Cas9 Makes Detecting Pathogens More Flexible

Scientists have developed a universal pathogen detection system that can be easily programmed by Cas9 guide RNAs.

AsianScientist (Nov. 17, 2016) – Using a modified version of the gene editing enzyme Cas9, researchers at the Institute of Microbiology of the Chinese Academy of Sciences (IMCAS) have developed a universal pathogen detection system. Their work has been published in ACS Synthetic Biology.

Fast and reliable detection of specific bacterial or viral nucleic acid sequences is urgently required in health care as well as in food and environmental safety monitoring. Current in vitro nuclear acid detection methods mainly rely on polymerase chain reaction-based technology. Developing specific primers or reporter systems can take a long time, requires costly equipment and may not be accurate due to non-specific amplification.

Instead, a group of researchers led by Professor Lou Chunbo fused split subunits of the luciferase enzyme to a pair of dCas9 proteins to form a specific reporter system. This reporter system is programmed by single guide RNAs complementary to the upstream and downstream segments of a target DNA sequence. When substrate DNA containing the two segment-sequences in proximity are detected and bound by the pair of dCas9 proteins, luminescence is generated from the catalytic activity of the joined luciferase subunits.

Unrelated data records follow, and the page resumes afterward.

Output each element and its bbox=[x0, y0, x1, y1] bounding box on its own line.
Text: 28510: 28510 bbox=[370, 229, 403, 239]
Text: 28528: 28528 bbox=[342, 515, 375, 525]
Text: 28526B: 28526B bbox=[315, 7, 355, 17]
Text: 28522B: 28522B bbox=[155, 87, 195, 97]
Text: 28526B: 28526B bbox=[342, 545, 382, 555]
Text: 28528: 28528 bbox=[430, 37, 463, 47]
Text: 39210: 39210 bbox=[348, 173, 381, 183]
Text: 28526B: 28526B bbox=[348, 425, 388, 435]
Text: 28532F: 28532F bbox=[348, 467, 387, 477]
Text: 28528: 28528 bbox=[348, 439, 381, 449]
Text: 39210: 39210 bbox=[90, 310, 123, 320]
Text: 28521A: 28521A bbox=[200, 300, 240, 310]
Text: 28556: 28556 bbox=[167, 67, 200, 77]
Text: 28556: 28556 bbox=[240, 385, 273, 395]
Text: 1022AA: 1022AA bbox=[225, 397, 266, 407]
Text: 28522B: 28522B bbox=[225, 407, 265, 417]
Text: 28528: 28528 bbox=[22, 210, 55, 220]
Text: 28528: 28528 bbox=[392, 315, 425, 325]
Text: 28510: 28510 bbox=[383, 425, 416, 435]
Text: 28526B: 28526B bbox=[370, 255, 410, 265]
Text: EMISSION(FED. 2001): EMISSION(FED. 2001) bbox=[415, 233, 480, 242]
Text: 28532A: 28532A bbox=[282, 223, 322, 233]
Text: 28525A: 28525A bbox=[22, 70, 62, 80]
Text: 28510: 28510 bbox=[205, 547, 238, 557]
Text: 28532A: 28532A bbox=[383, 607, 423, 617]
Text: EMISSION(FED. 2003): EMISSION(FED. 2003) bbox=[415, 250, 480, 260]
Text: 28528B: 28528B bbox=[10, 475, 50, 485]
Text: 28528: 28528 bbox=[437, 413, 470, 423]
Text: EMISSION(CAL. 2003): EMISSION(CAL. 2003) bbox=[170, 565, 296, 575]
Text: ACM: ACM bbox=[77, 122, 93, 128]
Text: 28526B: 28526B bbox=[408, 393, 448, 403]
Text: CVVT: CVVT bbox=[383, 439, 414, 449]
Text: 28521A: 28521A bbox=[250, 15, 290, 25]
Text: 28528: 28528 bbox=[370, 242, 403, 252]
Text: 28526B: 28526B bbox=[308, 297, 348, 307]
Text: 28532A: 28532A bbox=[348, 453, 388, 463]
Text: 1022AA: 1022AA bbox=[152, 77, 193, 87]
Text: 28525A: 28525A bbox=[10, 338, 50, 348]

As a proof of concept, the researchers successfully distinguished Mycobacterium tuberculosis genome markers. They then selected a number of marker sequences from the large pool for high-throughput screening and succeeded in specifically detecting pathogen DNA, demonstrating the feasibility of their in vitro pathogen detection system.

The researchers are now optimizing and upgrading the paired-dCas9 system to enrich its output signal pattern, improve detection efficacy and simplify the detection equipment and operating environment.

The article can be found at: Zhang et al. (2016) Paired Design of dCas9 as a Systematic Platform for the Detection of Featured Nucleic Acid Sequences in Pathogenic Strains.